We've made ridiculously rich chocolate ice cream, the sort of thing that couldn't be used in Death by Chocolate because adding more to it would actually make it distasteful.

And then there's the car. A description pulled from my e-mail to M:

Last Monday I backed out in a hurry because I thought I was going to be late for work and failed to see the black Jeep Rover that's always parked right across from our driveway, and crunched into it. I pulled over and dashed a very quick note on a
scrap of paper. Walking to the Jeep I noticed there wasn't much damage, a little paint scraping. Walking back to my car I noticed a huge dent in my rear bumper guard and a broken taillight cover. (The light itself still works...I think.) I turned out to be exactly on time for work. That night I came home, talked to Eric about it, and
when we went out to go to his mom's there was a note sticking out of the mailbox where there hadn't been one before: "I live at 153 Cornell. You hit my Jeep Rover. Call me to discuss," with name and phone number. I was annoyed because why hadn't she called me, and why hadn't she knocked. It was too late to call then, but I called about four times on July 4 and got a busy signal each time, then called July 5 and left a message, then called July 6 at a different time and left a mesage. No reply, and I decided I'd given it a good-faith shot and stopped calling.

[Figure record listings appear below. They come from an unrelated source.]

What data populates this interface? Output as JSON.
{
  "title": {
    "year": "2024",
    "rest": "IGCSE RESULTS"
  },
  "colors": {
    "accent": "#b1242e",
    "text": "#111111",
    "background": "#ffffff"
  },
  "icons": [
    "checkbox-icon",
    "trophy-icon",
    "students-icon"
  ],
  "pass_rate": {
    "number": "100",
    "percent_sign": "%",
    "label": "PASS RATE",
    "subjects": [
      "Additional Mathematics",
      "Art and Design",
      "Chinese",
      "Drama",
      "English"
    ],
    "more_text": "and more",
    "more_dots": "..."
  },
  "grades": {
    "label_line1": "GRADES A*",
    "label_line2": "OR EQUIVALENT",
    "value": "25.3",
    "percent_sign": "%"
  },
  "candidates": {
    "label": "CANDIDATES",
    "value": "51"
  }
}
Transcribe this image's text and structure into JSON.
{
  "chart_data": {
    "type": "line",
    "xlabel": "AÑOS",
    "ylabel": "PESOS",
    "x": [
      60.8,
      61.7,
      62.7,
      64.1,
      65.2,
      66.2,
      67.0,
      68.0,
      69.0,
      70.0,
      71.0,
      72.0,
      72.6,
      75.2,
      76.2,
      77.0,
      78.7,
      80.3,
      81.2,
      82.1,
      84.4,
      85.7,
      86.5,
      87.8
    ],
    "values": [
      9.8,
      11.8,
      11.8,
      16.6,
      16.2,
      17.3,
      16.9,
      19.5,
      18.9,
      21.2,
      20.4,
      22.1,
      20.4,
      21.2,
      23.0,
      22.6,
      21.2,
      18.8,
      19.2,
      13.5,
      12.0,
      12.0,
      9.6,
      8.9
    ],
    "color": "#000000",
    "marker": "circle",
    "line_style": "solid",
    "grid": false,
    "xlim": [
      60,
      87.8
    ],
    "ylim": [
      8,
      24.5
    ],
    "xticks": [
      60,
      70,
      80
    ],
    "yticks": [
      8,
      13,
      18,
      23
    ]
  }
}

Today, I heard the phone ring while I was at work, and when I checked it for some reason I decided to check voicemail, even though there was no little icon. Four messages, two of them from Jeep Rover Owner. So I called and said I hadn't received her earlier message, which I'm not sure she believed, and said if she got an estimate I'd give her or them a check. She seemed a little taken aback, but I'm not sure why; it's not like I'd give her a blank check or she'd have me take her car in. Anyway, it was extremely minor damage, probably just requiring sanding and repainting, so I'm not expecting it to be too much...but we'll see. And then there's my car, which at least needs its taillight cover repaired. Plus new tires and a flush and fill and maybe new spark plugs, but that was from before. Grrr. However, the lesson is that a Jeep Rover really is build tough. (Though I think that's the Ford slogan.)

So there you have it. Things are a mess but coming along.